I’ve mentioned before a certain 14-year-old friend of mine whom I’ve known for forever. She’s clever, beautiful, and fun, and of course she’s miserable. That’s because from roughly ages 11–16, everyone is more or less miserable. Pre-teen and teen years are just awful, especially for clever, beautiful girls. When this certain 14-year-old friend of mine tells me about her problems with friends I want to say, “It gets better. There will come a time in your life when all the women you meet will stay loyal and true and not sacrifice everything you two have for a boy.” But how true would that be if I told her that?
A few weeks ago I went to a party with a boy I’m seeing. For a while I was the only girl there, surrounded by boys in their 20s. Finally, a lovely Russian girl enters and we eye each other warily. It is a natural instinct. Will she be as friendly and as kind as I’ve been told by the boys? Or will she just appear to be so and actually be a mean little thing? It turned out she was great, and we ended up discussing this very subject: how girls can be so cruel to each other, so competitive, and that even now in our 20s, it is hard to tell when meeting a new girl if she’s nice or if she’s out for blood.

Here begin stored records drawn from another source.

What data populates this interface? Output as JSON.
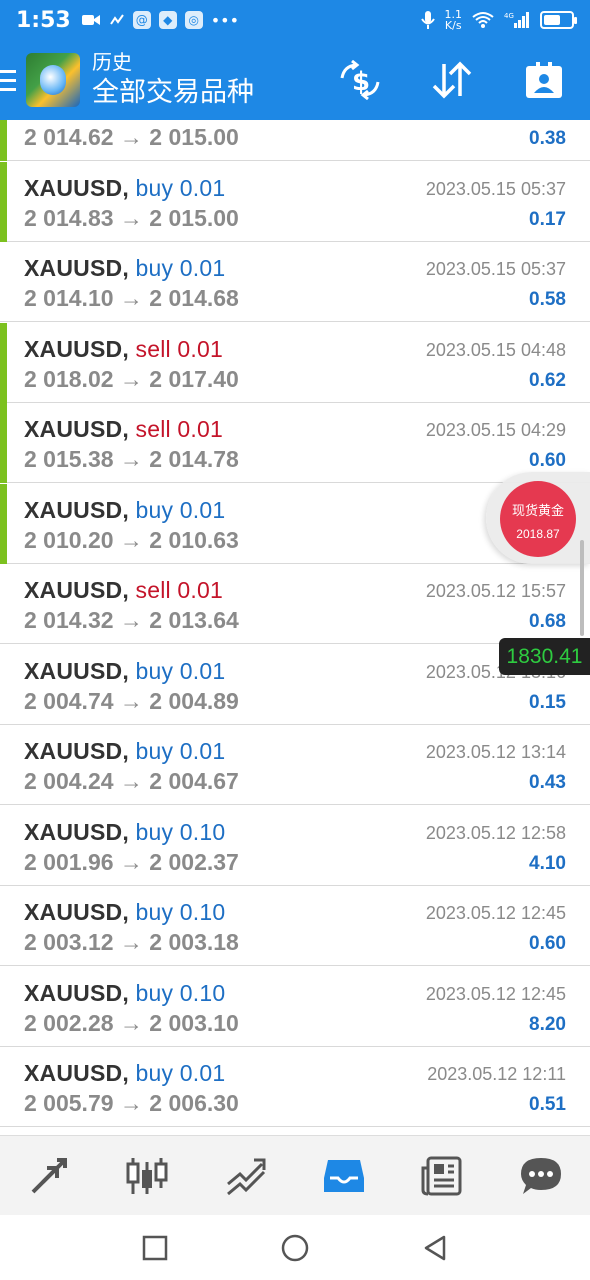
{
  "status_bar": {
    "time": "1:53",
    "network_speed": "1.1\nK/s",
    "network_type": "4G",
    "battery_level": 0.6
  },
  "header": {
    "subtitle": "历史",
    "title": "全部交易品种"
  },
  "trades": [
    {
      "symbol": "",
      "side": "",
      "volume": "",
      "prices": "2 014.62 → 2 015.00",
      "time": "",
      "profit": "0.38",
      "green_bar": true
    },
    {
      "symbol": "XAUUSD,",
      "side": "buy",
      "volume": "0.01",
      "prices": "2 014.83 → 2 015.00",
      "time": "2023.05.15 05:37",
      "profit": "0.17",
      "green_bar": true
    },
    {
      "symbol": "XAUUSD,",
      "side": "buy",
      "volume": "0.01",
      "prices": "2 014.10 → 2 014.68",
      "time": "2023.05.15 05:37",
      "profit": "0.58",
      "green_bar": false
    },
    {
      "symbol": "XAUUSD,",
      "side": "sell",
      "volume": "0.01",
      "prices": "2 018.02 → 2 017.40",
      "time": "2023.05.15 04:48",
      "profit": "0.62",
      "green_bar": true
    },
    {
      "symbol": "XAUUSD,",
      "side": "sell",
      "volume": "0.01",
      "prices": "2 015.38 → 2 014.78",
      "time": "2023.05.15 04:29",
      "profit": "0.60",
      "green_bar": true
    },
    {
      "symbol": "XAUUSD,",
      "side": "buy",
      "volume": "0.01",
      "prices": "2 010.20 → 2 010.63",
      "time": "2023.05",
      "profit": "",
      "green_bar": true
    },
    {
      "symbol": "XAUUSD,",
      "side": "sell",
      "volume": "0.01",
      "prices": "2 014.32 → 2 013.64",
      "time": "2023.05.12 15:57",
      "profit": "0.68",
      "green_bar": false
    },
    {
      "symbol": "XAUUSD,",
      "side": "buy",
      "volume": "0.01",
      "prices": "2 004.74 → 2 004.89",
      "time": "2023.05.12 13:16",
      "profit": "0.15",
      "green_bar": false
    },
    {
      "symbol": "XAUUSD,",
      "side": "buy",
      "volume": "0.01",
      "prices": "2 004.24 → 2 004.67",
      "time": "2023.05.12 13:14",
      "profit": "0.43",
      "green_bar": false
    },
    {
      "symbol": "XAUUSD,",
      "side": "buy",
      "volume": "0.10",
      "prices": "2 001.96 → 2 002.37",
      "time": "2023.05.12 12:58",
      "profit": "4.10",
      "green_bar": false
    },
    {
      "symbol": "XAUUSD,",
      "side": "buy",
      "volume": "0.10",
      "prices": "2 003.12 → 2 003.18",
      "time": "2023.05.12 12:45",
      "profit": "0.60",
      "green_bar": false
    },
    {
      "symbol": "XAUUSD,",
      "side": "buy",
      "volume": "0.10",
      "prices": "2 002.28 → 2 003.10",
      "time": "2023.05.12 12:45",
      "profit": "8.20",
      "green_bar": false
    },
    {
      "symbol": "XAUUSD,",
      "side": "buy",
      "volume": "0.01",
      "prices": "2 005.79 → 2 006.30",
      "time": "2023.05.12 12:11",
      "profit": "0.51",
      "green_bar": false
    }
  ],
  "floating_widget": {
    "name": "现货黄金",
    "price": "2018.87"
  },
  "price_chip": "1830.41",
  "colors": {
    "primary": "#1e88e5",
    "buy": "#1e6fc4",
    "sell": "#c4142a",
    "profit": "#1e6fc4",
    "green_bar": "#7cc11f",
    "widget_red": "#e53950"
  },
  "icons": {
    "toolbar": [
      "currency-exchange-icon",
      "sort-icon",
      "account-card-icon"
    ],
    "bottom_nav": [
      "trade-arrows-icon",
      "candlestick-chart-icon",
      "trend-line-icon",
      "history-inbox-icon",
      "news-icon",
      "chat-icon"
    ],
    "system_nav": [
      "recents-square-icon",
      "home-circle-icon",
      "back-triangle-icon"
    ]
  }
}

I hold on tightly to my friends. I’ve been guilty in the past of sacrificing girlfriends for boys or even for other girlfriends who at the time seemed better or cooler than my original friend. Despite the confidence I’ve gained since graduating middle school, high school, and college, I am still insecure when a girl at a party gives me a look that says “Get out of here” or starts grinding on a guy I was talking to. My reaction is a little different now – I don’t run to the bathroom crying – but it still bothers me.
I’m positive this competitiveness has a lot to do with the fact that some women (or at least those who tear down other women) are validated by the attention they receive from men and that our society encourages this. Often times teenage girls will out of the blue make a comment about needing a boyfriend. Not wanting, but needing. And no matter what is said, this need will not be satisfied until said boyfriend materializes. But how can we blame them for this? I know I was exactly the same way when I was a teenager. And it took having several boyfriends for me to realize that the hole in my existence was not going to be filled by a 16-year-old telling me “I love you, Sophia.”
I think we all have little gaps in our souls, but we ourselves need to fill them. We validate our own existence. But honestly, if there ever was a person who filled that gap for me, it was the amazing, clever, beautiful and fun female friends who have stayed by my side, been loyal to me, and not sacrificed our friendship for a guy. These female friends are more precious to me than any boy or man I have ever been with. Because relationships come and go, they change you, help you build what you want out of love. But the truest form of love more often comes from the girls who sit with you through all of that. Who have seen you at your worse but despite this, love you for exactly who and what you are.
If only I had realized this when I was 14.